Wednesday, January 25, 2006

eDissonance

I went to Keith's retirement party last weekend, and at the party, Bill (and a couple others) mentioned -- in response to my general dissatisfaction with online dating services -- that I should check out eHarmony. I was skeptical, but I do try to keep an open mind about these things.

I created an account during some slack time, and began filling out their monstrous questionnaire -- many pages, somewhere on the order of 300 questions. Most were of the "rate this trait on a scale of 1-5" variety.
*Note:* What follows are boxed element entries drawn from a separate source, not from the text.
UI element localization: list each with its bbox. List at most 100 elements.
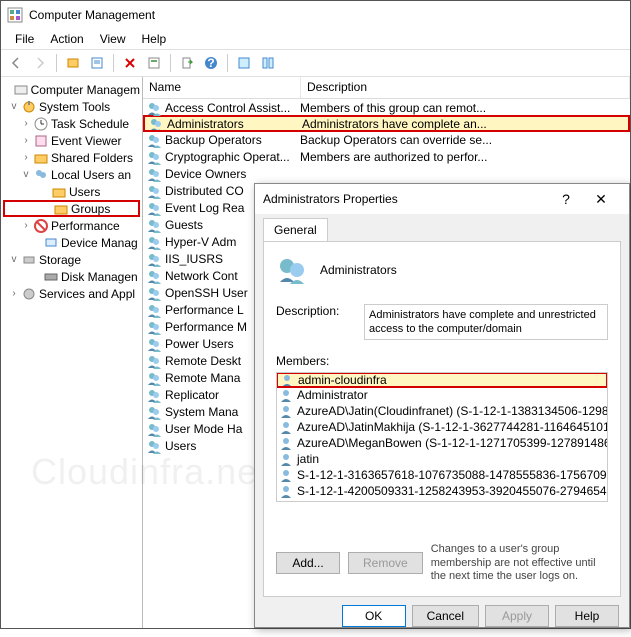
cancel-button[interactable]: Cancel	[412, 605, 479, 627]
desc-input[interactable]: Administrators have complete and unrestr…	[364, 304, 608, 340]
members-list[interactable]: admin-cloudinfraAdministratorAzureAD\Jat…	[276, 372, 608, 502]
tree-performance[interactable]: ›Performance	[3, 217, 140, 234]
tree-task-scheduler[interactable]: ›Task Schedule	[3, 115, 140, 132]
list-row[interactable]: Device Owners	[143, 165, 630, 182]
dialog-title: Administrators Properties	[263, 192, 551, 206]
user-icon	[279, 452, 293, 466]
view1-button[interactable]	[233, 52, 255, 74]
group-icon	[146, 149, 162, 165]
view2-button[interactable]	[257, 52, 279, 74]
tree-event-viewer[interactable]: ›Event Viewer	[3, 132, 140, 149]
toolbar: ?	[1, 49, 630, 77]
dialog-tabs: General	[263, 218, 621, 241]
member-item[interactable]: AzureAD\JatinMakhija (S-1-12-1-362774428…	[277, 419, 607, 435]
user-icon	[279, 404, 293, 418]
group-icon	[146, 166, 162, 182]
delete-button[interactable]	[119, 52, 141, 74]
member-item[interactable]: S-1-12-1-3163657618-1076735088-147855583…	[277, 467, 607, 483]
tree-disk-management[interactable]: Disk Managen	[3, 268, 140, 285]
tree-storage[interactable]: vStorage	[3, 251, 140, 268]
member-item[interactable]: S-1-12-1-4200509331-1258243953-392045507…	[277, 483, 607, 499]
list-row[interactable]: Cryptographic Operat...Members are autho…	[143, 148, 630, 165]
group-icon	[146, 302, 162, 318]
user-icon	[279, 420, 293, 434]
list-row[interactable]: Access Control Assist...Members of this …	[143, 99, 630, 116]
group-icon	[146, 251, 162, 267]
back-button[interactable]	[5, 52, 27, 74]
window-title: Computer Management	[29, 8, 155, 22]
group-icon	[276, 254, 308, 286]
group-icon	[146, 285, 162, 301]
app-icon	[7, 7, 23, 23]
action-button[interactable]	[143, 52, 165, 74]
group-icon	[146, 404, 162, 420]
user-icon	[279, 468, 293, 482]
group-icon	[146, 234, 162, 250]
group-icon	[146, 438, 162, 454]
tab-content: Administrators Description: Administrato…	[263, 241, 621, 597]
desc-label: Description:	[276, 304, 354, 318]
tree-services[interactable]: ›Services and Appl	[3, 285, 140, 302]
member-item[interactable]: jatin	[277, 451, 607, 467]
dialog-titlebar: Administrators Properties ? ✕	[255, 184, 629, 214]
group-icon	[146, 132, 162, 148]
list-row[interactable]: AdministratorsAdministrators have comple…	[143, 115, 630, 132]
group-icon	[146, 217, 162, 233]
list-row[interactable]: Backup OperatorsBackup Operators can ove…	[143, 131, 630, 148]
user-icon	[279, 484, 293, 498]
members-label: Members:	[276, 354, 608, 368]
add-button[interactable]: Add...	[276, 552, 340, 574]
member-item[interactable]: AzureAD\Jatin(Cloudinfranet) (S-1-12-1-1…	[277, 403, 607, 419]
dialog-help-button[interactable]: Help	[555, 605, 619, 627]
menubar: File Action View Help	[1, 29, 630, 49]
tree-users[interactable]: Users	[3, 183, 140, 200]
tree-groups[interactable]: Groups	[3, 200, 140, 217]
user-icon	[279, 436, 293, 450]
ok-button[interactable]: OK	[342, 605, 406, 627]
group-icon	[146, 200, 162, 216]
membership-note: Changes to a user's group membership are…	[431, 543, 611, 584]
tree-local-users[interactable]: vLocal Users an	[3, 166, 140, 183]
apply-button[interactable]: Apply	[485, 605, 549, 627]
group-icon	[146, 183, 162, 199]
menu-help[interactable]: Help	[136, 30, 173, 48]
menu-view[interactable]: View	[94, 30, 132, 48]
svg-text:?: ?	[207, 56, 214, 70]
group-icon	[146, 319, 162, 335]
new-button[interactable]	[62, 52, 84, 74]
group-icon	[146, 370, 162, 386]
menu-action[interactable]: Action	[44, 30, 89, 48]
col-desc[interactable]: Description	[301, 77, 630, 98]
member-item[interactable]: AzureAD\MeganBowen (S-1-12-1-1271705399-…	[277, 435, 607, 451]
list-header: Name Description	[143, 77, 630, 99]
tree-device-manager[interactable]: Device Manag	[3, 234, 140, 251]
properties-button[interactable]	[86, 52, 108, 74]
export-button[interactable]	[176, 52, 198, 74]
tree-system-tools[interactable]: vSystem Tools	[3, 98, 140, 115]
member-item[interactable]: Administrator	[277, 387, 607, 403]
properties-dialog: Administrators Properties ? ✕ General Ad…	[254, 183, 630, 628]
group-icon	[146, 100, 162, 116]
window-titlebar: Computer Management	[1, 1, 630, 29]
member-item[interactable]: admin-cloudinfra	[276, 372, 608, 388]
user-icon	[280, 373, 294, 387]
nav-tree: Computer Managem vSystem Tools ›Task Sch…	[1, 77, 143, 628]
group-icon	[146, 353, 162, 369]
tree-shared-folders[interactable]: ›Shared Folders	[3, 149, 140, 166]
tree-root[interactable]: Computer Managem	[3, 81, 140, 98]
group-icon	[146, 387, 162, 403]
dialog-close-icon[interactable]: ✕	[581, 191, 621, 208]
group-icon	[146, 336, 162, 352]
group-icon	[146, 268, 162, 284]
tab-general[interactable]: General	[263, 218, 328, 241]
help-button[interactable]: ?	[200, 52, 222, 74]
forward-button[interactable]	[29, 52, 51, 74]
group-icon	[148, 116, 164, 132]
col-name[interactable]: Name	[143, 77, 301, 98]
group-icon	[146, 421, 162, 437]
menu-file[interactable]: File	[9, 30, 40, 48]
remove-button[interactable]: Remove	[348, 552, 423, 574]
user-icon	[279, 388, 293, 402]
group-name: Administrators	[320, 263, 397, 277]
dialog-help-icon[interactable]: ?	[551, 191, 581, 207]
After an hour and a half of clicking on little dots, my profile was sufficiently complete that I was now allowed to conduct a search. The site spent a full minute doing an extensive search of all available single women that (it calculates) are a good match for my personality. And it came up with... five women.

Five.

In the whole bay area.

Since I was not a subscriber, I was not allowed to see photos of any of my potential mates. According to Adam, even if you do subscribe, you're not allowed to see photos until fairly late in the "guided matching process" (eHarmony starts you on a structured question/answer session, and after four phases you graduate to open communication). So I started perusing the information it did give me.

Of my five matches, three were older than me -- not exactly ideal. Of the remaining two, one lived in Half Moon Bay, and the other in San Francisco. Several hours after joining, the one in Half Moon Bay "closed" me (ended communication) with a "too far away" message.

And then there was one.

So, apparently, I'm in the same group as Mark, in that eHarmony thinks we're both a lost cause. Since Mark has subsequently gotten engaged (congratulations, Mark!), I'm thinking that's a failure on their part.